In our everyday lives, understanding math enables us to:

manage time and money, and handle everyday situations that involve numbers (for example, calculate how much time we need to get to work, how much food we need in order to feed our families, and how much money that food will cost);

understand patterns in the world around us and make predictions based on patterns (for example, predict traffic patterns to decide on the best time to travel);

solve problems and make sound decisions;

explain how we solved a problem and why we made a particular decision;

use technology (for example, calculators and computers) to help solve problems.

How will my child learn math?

Children learn math best through activities that encourage them to:

explore;

think about what they are exploring;

solve problems using information they have gathered themselves;

explain how they reached their solutions.

Children learn easily when they can connect math concepts and procedures to their own experience. By using common household objects (such as measuring cups and spoons in the kitchen) and observing everyday events (such as weather patterns over the course of a week), they can "see" the ideas that are being taught.

An important part of learning math is learning how to solve problems. Children are encouraged to use trial and error to develop their ability to reason and to learn how to go about problem solving. They learn that there may be more than one way to solve a problem and more than one answer. They also learn to express themselves clearly as they explain their solutions.

At school, children learn the concepts and skills identified for each grade in the Ontario mathematics curriculum in five major areas, or strands, of mathematics. The names of the five strands are: Number Sense and Numeration, Measurement, Geometry and Spatial Sense, Patterning and Algebra, and Data Management and Probability. You will see these strand names on your child’s report card. The activities in this guide are connected with the different strands of the curriculum.

What tips can I use to help my child?

Be positive about math!

Let your child know that everyone can learn math.

Let your child know that you think math is important and fun.

Point out the ways in which different family members use math in their jobs.

Be positive about your own math abilities. Try to avoid saying "I was never good at math" or "I never liked math".

Encourage your child to be persistent if a problem seems difficult.

Praise your child when he or she makes an effort, and share in the excitement when he or she solves a problem or understands something for the first time.

Make math part of your child’s day.

Point out to your child the many ways in which math is used in everyday activities.

Encourage your child to tell or show you how he or she uses math in everyday life.

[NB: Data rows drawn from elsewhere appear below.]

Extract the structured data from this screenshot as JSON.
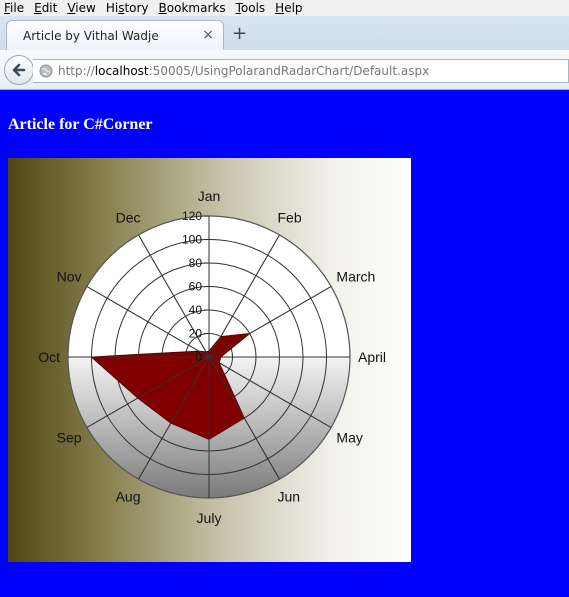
{
  "menu": [
    "File",
    "Edit",
    "View",
    "History",
    "Bookmarks",
    "Tools",
    "Help"
  ],
  "menu_access_keys": [
    "F",
    "E",
    "V",
    "s",
    "B",
    "T",
    "H"
  ],
  "tab": {
    "title": "Article by Vithal Wadje",
    "close_glyph": "×",
    "new_tab_glyph": "+"
  },
  "address": {
    "scheme": "http://",
    "host": "localhost",
    "rest": ":50005/UsingPolarandRadarChart/Default.aspx"
  },
  "page": {
    "title": "Article for C#Corner"
  },
  "colors": {
    "page_background": "#0000ff",
    "series_fill": "#800000"
  },
  "chart_data": {
    "type": "radar",
    "categories": [
      "Jan",
      "Feb",
      "March",
      "April",
      "May",
      "Jun",
      "July",
      "Aug",
      "Sep",
      "Oct",
      "Nov",
      "Dec"
    ],
    "series": [
      {
        "values": [
          5,
          20,
          40,
          10,
          10,
          60,
          70,
          65,
          70,
          100,
          10,
          5
        ]
      }
    ],
    "radial_ticks": [
      0,
      20,
      40,
      60,
      80,
      100,
      120
    ],
    "rlim": [
      0,
      120
    ],
    "grid": true,
    "background": "gradient olive to white"
  }
}
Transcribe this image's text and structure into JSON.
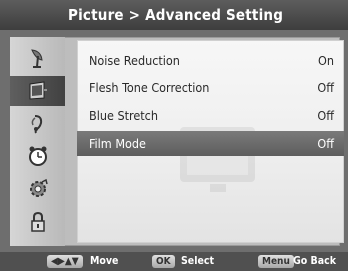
{
  "header": {
    "title": "Picture > Advanced Setting"
  },
  "sidebar": {
    "items": [
      {
        "icon": "antenna-icon",
        "active": false
      },
      {
        "icon": "picture-icon",
        "active": true
      },
      {
        "icon": "sound-icon",
        "active": false
      },
      {
        "icon": "clock-icon",
        "active": false
      },
      {
        "icon": "setup-icon",
        "active": false
      },
      {
        "icon": "lock-icon",
        "active": false
      }
    ]
  },
  "menu": {
    "rows": [
      {
        "label": "Noise Reduction",
        "value": "On"
      },
      {
        "label": "Flesh Tone Correction",
        "value": "Off"
      },
      {
        "label": "Blue Stretch",
        "value": "Off"
      },
      {
        "label": "Film Mode",
        "value": "Off",
        "selected": true
      }
    ]
  },
  "footer": {
    "move_key": "◀▶▲▼",
    "move_label": "Move",
    "select_key": "OK",
    "select_label": "Select",
    "back_key": "Menu",
    "back_label": "Go Back"
  },
  "colors": {
    "selection": "#666666",
    "background": "#6e6e6e"
  }
}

Include your child in everyday activities that involve math – making purchases, measuring ingredients, counting out plates and utensils for dinner.

Play games and do puzzles with your child that involve math.

They may focus on direction or time, logic and reasoning, sorting, or estimating.

Do math problems with your child for fun.

In addition to math tools, such as a ruler and a calculator, use handy household objects, such as a measuring cup and containers of various shapes and sizes, when doing math with your child.

Encourage your child to give explanations

When your child is trying to solve a problem, ask what he or she is thinking. If your child seems puzzled, ask him or her to tell you what doesn't make sense. (Talking about their ideas and how they reach solutions helps children learn to reason mathematically.)

Suggest that your child act out a problem to solve it. Have your child show how he or she reached a conclusion by drawing pictures and moving objects as well as by using words.

Treat errors as opportunities to help your child learn something new.